Table 4. The Error Depend on TEM Filter Vector Length.

Method Accuracy (%) STD
kNN 99.26 5.93E-5
SVM 98.16 6.98E-5
ELM 99.47 3.86E-5

The accuracy results obtained in this study are higher than the previous studies. It was 97%, 96.3%, 92.85%, 98.25% and 96.45% by employing GF+ELM [3], GLCM+MLR [4], GLCM+ANN [5], GLCM+ELM [6] and LBP+ELM [6], classification accuracies respectively. The classification accuracy obtained from ELM is slightly higher than the results obtained from kNN and was higher than SVM, which was suited to the results in [3, 6]. As a summary, the classification results were showing that the acceptable performance of TEM feature extracted butterfly identification method was not depended on machine learning methods. On the other hand, the performance of GLCM was depended on the employed machine learning method as seen the results of [4, 5, 6]. Therefore, the high performance can be seen as a result of using the TEM feature extraction method which suits the results of Pietikainen et al. [15, 16] study that compared Laws, co-occurrence contrast, and edge per unit area operators on Brodatz and geological terrain types and TEM performed better than other operators.

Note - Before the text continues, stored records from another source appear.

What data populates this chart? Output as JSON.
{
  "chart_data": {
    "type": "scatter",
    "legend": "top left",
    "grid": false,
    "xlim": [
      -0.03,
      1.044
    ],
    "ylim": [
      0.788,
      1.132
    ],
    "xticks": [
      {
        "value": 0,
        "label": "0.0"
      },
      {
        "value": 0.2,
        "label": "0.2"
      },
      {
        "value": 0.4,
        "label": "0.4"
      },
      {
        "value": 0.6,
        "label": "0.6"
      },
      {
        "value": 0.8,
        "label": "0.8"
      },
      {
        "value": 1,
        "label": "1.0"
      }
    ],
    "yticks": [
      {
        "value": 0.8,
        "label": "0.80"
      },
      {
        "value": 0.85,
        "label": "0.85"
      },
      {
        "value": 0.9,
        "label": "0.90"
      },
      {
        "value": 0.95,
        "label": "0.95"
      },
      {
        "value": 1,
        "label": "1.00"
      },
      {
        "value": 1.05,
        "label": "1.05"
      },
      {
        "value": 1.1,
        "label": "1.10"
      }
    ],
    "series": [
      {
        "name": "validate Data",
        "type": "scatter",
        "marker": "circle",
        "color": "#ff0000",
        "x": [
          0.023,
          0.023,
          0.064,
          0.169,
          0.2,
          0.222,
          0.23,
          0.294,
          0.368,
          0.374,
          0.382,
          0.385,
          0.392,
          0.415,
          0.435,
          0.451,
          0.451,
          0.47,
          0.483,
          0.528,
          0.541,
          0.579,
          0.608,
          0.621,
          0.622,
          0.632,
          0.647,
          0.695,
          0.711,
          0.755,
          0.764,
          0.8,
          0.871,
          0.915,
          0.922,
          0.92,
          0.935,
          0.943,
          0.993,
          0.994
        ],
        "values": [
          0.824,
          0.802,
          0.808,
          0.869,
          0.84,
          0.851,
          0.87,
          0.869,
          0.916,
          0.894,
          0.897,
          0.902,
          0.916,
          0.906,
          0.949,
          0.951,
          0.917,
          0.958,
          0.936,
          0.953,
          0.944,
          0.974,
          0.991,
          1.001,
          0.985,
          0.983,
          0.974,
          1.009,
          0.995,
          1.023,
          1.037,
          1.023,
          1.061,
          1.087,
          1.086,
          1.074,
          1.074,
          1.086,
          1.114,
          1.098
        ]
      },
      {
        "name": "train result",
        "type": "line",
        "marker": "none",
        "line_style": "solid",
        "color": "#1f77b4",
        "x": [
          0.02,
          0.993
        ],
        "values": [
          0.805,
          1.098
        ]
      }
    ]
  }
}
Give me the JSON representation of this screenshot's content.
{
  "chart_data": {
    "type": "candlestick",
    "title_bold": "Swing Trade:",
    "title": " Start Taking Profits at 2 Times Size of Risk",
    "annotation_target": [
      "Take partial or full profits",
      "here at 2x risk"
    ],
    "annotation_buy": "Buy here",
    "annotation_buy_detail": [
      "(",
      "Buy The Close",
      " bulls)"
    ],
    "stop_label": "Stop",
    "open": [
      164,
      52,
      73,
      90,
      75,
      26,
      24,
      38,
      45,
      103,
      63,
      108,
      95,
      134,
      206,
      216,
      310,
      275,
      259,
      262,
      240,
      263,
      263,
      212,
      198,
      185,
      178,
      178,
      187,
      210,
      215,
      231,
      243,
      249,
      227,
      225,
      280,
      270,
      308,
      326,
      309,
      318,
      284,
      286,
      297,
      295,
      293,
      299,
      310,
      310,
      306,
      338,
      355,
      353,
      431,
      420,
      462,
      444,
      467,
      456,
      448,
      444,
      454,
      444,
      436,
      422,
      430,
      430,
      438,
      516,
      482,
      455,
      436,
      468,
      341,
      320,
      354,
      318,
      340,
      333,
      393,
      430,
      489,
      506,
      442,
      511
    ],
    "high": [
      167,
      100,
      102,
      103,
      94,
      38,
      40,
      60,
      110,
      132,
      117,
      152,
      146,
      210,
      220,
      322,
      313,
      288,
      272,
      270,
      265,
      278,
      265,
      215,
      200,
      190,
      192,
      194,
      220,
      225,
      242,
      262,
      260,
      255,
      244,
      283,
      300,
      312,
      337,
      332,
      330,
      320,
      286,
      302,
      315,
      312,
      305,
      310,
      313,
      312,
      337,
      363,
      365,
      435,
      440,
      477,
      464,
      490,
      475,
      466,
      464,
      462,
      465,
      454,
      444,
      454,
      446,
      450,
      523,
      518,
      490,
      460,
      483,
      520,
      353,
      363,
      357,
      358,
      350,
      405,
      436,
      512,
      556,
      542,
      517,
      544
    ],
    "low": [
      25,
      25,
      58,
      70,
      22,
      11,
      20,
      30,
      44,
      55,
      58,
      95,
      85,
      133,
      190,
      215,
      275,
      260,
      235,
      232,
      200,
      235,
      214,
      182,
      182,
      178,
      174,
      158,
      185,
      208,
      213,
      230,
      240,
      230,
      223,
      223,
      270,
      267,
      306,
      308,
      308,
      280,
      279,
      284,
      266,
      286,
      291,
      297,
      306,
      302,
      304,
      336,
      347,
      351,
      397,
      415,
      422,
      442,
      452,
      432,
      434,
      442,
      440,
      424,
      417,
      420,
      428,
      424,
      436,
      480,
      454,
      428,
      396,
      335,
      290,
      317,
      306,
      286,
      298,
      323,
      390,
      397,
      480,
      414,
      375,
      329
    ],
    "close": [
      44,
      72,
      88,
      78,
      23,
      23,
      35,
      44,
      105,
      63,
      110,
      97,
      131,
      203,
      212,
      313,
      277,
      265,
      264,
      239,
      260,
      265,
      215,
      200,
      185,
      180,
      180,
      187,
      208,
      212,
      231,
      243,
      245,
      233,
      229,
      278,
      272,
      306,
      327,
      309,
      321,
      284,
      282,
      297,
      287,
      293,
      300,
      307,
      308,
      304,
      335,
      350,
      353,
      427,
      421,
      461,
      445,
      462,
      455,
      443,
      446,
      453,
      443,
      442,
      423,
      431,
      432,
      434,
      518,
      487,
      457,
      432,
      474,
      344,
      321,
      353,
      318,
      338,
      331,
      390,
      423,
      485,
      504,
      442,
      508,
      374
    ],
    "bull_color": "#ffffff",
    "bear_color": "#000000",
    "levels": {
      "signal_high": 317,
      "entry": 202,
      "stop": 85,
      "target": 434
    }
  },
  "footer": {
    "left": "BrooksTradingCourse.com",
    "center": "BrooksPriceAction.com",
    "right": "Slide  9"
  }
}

The authors strongly suggest that employing image processing methods are a better approach than using conventional diagnostic methods for identification. Since employing machine learning methods requires less effort and attention than time consuming and attention-seeking conventional diagnostic methods [6]. Additionally, image processing methods are cheaper than them. A huge image databases can be used for identification of each animal or plant, which may help the human development of caring them or learning a new approach from them. On the other hand, all images must be shot with an acceptable resolution; as Rachidi et al. demonstrated there is a strong relationship between image resolution and Laws’ masks texture parameters, such as when the pixel size was increased, the information contained in the images may be lost [13]. Therefore the images in the database must be in meaningful resolution.

5. Conclusion

The aim of the study is to identify butterfly species from their images instead of very complex, time consuming and expensive classical methods. For this reason TEM method, a texture analysis method was used for feature extraction. The main advantage of using TEM is; the TEM filters can detect edges, levels, waves, spots and ripples at chosen vector length neighbouring pixels in both horizontal and vertical direction. Since each butterfly species has a different colour or shapes, the TEM feature extraction method shows high performance of classification such as 99.26%, 98.16% and 99.47% by using kNN, SVM and ELM, respectively. Therefore, the results of this study were showed that the butterfly identification can be easily done by proposed machine vision method and the high performance of identification was not depending on the used machine learning algorithm, which was depend on used feature extraction method. These results show that the textures of butterflies may make an important contribution to the identification of butterfly species.